H.R. 936, introduced earlier this year by Representative John Dingell (D-Michigan), bans obtaining or attempting to obtain another person’s records through pretexting, causing disclosure or attempting to disclose records, or directly selling or disclosing that data. An exemption applies to situations where law enforcement requests records. The bill also triples the fines the Federal Communications Commission (FCC) could levy on companies that violate the implementing regulations, imposing a maximum of $3 million for multiple violations.

The proposal also instructs the FCC to “prescribe regulations adopting more stringent security standards for customer proprietary network information.”

Those regulations would require telecommunications carriers to notify the commission should a breach occur, undergo periodic audits by the commission to determine compliance, and establish “administrative, technical, and physical safeguards.”
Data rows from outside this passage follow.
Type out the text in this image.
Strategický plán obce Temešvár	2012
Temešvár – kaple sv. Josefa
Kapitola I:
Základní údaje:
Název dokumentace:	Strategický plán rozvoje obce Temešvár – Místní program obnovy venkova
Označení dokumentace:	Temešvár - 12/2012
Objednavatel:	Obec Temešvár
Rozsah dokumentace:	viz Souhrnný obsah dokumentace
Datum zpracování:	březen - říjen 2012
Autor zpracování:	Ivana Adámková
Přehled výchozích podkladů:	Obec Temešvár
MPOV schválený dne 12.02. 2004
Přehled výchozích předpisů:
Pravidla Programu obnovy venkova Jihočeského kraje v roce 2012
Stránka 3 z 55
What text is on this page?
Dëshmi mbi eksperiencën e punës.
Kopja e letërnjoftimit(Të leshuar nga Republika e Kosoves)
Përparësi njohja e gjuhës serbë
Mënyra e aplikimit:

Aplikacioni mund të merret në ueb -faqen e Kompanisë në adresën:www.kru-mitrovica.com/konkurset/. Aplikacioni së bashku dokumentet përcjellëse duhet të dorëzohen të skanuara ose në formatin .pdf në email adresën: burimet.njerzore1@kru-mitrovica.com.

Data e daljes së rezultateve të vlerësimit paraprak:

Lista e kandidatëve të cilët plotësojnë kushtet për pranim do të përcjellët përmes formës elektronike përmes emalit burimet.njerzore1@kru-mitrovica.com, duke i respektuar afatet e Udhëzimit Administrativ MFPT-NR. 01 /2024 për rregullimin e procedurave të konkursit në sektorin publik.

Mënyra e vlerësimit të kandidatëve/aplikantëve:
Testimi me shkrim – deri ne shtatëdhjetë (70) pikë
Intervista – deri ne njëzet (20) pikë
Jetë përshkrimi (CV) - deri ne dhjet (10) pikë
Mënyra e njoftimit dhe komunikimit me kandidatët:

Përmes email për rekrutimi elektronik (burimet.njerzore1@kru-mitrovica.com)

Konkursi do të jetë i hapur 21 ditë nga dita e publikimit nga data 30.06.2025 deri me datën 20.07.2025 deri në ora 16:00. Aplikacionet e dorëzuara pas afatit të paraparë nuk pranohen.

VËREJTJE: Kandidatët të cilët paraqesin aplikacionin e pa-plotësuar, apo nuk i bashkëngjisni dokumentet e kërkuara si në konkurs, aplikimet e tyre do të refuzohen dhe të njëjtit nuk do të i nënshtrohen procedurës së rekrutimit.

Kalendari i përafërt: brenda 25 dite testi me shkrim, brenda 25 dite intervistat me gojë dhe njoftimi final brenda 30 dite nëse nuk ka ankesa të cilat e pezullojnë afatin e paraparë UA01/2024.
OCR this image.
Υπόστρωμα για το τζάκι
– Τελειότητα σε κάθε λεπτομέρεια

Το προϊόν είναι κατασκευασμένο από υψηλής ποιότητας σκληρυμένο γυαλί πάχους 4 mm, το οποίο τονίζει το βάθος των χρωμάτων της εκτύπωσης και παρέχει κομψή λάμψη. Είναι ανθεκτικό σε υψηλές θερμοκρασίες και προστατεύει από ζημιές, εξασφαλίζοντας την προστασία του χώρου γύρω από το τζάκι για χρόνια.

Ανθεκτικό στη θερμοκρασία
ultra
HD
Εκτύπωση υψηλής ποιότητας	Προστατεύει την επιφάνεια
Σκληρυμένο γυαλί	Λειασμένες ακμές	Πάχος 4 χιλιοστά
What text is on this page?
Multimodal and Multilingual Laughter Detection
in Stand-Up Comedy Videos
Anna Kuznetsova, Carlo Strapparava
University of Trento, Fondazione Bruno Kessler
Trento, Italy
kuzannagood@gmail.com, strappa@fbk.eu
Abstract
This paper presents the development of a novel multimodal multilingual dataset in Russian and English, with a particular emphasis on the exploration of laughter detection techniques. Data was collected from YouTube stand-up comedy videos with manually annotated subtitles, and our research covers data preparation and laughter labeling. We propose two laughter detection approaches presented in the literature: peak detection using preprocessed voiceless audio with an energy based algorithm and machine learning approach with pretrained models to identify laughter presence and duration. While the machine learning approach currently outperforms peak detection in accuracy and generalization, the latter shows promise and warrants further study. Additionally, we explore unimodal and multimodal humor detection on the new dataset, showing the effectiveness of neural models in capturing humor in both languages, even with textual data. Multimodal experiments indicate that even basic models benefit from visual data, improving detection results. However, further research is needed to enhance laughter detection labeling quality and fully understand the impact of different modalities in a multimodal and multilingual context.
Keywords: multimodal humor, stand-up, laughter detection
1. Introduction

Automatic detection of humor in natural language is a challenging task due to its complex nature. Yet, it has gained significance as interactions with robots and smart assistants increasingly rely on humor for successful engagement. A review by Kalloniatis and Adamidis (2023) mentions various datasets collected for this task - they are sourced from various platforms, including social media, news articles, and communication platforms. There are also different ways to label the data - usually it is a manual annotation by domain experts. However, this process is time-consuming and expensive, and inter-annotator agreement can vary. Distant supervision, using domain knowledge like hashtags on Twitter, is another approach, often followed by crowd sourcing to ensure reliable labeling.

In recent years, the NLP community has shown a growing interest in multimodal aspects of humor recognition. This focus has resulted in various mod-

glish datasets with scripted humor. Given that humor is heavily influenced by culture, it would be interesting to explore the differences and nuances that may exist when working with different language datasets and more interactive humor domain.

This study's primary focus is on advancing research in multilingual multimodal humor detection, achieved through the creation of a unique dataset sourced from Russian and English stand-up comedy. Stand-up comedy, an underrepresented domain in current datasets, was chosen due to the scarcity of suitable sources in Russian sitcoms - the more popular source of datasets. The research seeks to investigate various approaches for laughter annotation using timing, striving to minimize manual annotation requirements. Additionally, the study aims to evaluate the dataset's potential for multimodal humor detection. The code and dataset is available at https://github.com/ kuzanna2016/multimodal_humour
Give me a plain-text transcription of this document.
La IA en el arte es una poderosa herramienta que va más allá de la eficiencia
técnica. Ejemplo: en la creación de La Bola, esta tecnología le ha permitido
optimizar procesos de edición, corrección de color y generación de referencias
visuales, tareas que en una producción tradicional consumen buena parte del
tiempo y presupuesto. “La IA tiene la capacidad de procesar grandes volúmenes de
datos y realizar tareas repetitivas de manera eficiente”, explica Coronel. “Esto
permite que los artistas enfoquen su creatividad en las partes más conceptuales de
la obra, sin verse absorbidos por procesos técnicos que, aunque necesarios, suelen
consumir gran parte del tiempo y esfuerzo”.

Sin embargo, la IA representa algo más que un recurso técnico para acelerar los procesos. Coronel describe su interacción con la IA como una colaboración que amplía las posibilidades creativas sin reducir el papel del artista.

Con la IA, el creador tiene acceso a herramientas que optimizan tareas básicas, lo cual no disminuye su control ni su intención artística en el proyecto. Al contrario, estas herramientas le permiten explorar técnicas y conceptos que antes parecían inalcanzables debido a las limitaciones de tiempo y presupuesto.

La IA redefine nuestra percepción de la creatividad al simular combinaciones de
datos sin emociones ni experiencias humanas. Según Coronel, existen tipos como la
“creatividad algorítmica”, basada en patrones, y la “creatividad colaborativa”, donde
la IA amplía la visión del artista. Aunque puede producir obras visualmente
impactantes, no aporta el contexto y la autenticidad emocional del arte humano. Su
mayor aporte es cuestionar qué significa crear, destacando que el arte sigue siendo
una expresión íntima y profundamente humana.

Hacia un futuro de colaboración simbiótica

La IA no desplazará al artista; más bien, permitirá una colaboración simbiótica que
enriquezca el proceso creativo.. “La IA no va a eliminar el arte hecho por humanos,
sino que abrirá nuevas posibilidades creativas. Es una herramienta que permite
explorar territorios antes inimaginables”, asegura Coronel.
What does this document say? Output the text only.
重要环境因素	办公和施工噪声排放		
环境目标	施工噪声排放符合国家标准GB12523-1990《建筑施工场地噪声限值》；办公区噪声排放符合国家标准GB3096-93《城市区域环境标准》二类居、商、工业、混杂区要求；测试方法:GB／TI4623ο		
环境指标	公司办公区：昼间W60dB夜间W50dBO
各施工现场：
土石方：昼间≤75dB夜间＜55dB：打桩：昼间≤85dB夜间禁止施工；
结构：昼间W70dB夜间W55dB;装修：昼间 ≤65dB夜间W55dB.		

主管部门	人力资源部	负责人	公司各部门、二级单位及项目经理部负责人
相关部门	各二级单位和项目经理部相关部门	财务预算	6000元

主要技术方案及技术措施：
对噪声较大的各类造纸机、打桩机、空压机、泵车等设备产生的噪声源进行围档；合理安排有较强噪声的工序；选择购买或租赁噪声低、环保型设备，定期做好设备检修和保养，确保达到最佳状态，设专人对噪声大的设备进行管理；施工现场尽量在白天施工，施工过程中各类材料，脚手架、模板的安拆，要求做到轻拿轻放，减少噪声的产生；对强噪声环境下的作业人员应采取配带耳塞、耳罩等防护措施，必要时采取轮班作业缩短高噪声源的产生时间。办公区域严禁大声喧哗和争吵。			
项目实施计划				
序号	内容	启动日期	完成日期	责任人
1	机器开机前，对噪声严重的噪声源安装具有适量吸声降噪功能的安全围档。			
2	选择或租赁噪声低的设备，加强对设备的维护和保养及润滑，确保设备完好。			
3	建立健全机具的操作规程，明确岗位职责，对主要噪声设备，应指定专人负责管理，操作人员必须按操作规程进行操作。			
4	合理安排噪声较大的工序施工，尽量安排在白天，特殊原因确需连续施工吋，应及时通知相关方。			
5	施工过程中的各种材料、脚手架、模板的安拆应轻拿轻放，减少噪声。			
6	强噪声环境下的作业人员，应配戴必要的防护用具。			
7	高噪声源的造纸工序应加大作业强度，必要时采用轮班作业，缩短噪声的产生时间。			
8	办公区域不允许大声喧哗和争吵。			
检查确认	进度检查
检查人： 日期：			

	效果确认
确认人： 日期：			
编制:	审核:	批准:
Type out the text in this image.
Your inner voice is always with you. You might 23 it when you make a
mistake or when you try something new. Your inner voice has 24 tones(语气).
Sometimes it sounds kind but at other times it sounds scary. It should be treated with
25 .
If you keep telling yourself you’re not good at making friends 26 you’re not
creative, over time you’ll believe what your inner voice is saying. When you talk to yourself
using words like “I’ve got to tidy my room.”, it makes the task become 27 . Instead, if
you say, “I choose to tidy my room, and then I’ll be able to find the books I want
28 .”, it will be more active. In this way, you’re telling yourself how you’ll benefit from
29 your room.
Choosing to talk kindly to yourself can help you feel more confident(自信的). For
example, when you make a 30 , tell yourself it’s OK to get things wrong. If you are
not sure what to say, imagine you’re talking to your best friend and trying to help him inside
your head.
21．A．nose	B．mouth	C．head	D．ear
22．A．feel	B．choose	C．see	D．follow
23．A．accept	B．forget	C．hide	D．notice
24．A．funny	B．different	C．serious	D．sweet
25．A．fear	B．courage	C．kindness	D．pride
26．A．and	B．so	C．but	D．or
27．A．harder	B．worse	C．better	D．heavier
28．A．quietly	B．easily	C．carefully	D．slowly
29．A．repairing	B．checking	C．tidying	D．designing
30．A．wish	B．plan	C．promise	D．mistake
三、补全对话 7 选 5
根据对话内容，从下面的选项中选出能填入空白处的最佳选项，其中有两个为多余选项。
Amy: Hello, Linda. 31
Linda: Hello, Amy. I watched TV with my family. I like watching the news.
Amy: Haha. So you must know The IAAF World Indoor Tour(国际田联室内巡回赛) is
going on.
Industry opposes the bill. Representatives from the United States Telecom Association and the CTIA, an association for the wireless industry, warned that the additional security required in the legislation would be costly to providers while doing little to put pretexters out of business. It would limit the ability of telecommunications carriers to market new and bundled services to target audiences, for example, or to employ third parties to assist with billing and customer-care functions.

Mary Alice Davidson writes in Security Management that the current legislation is but one in a series of efforts to deal with the problem. The 1999 Gramm-Leach-Bliley Act (GLBA) outlawed the use of pretexting to obtain financial data from customers or institutions. Additional legislation, which became law in December 2006 and January 2007, adds further clout for enforcement agencies going after pretexters. The U.S. SAFE WEB Act allows greater cooperation and information sharing between law enforcers in the United States and their counterparts in other countries as they pursue data brokers (who are often trafficking in data obtained through pretexting). Additionally, the Telephone Records and Privacy Protection Act makes the gathering of confidential records by making false statements to a telephone service provider a crime.

Marc Rotenberg, president of the Electronic Privacy Information Center (EPIC), argued that while noteworthy, “Nothing in the [existing laws] puts a duty on the telephone companies that are the actual source of this data to increase their security measures.” He applauded the specific H.R. 936 language that gives enforcement powers to the FTC and industry oversight to the FCC.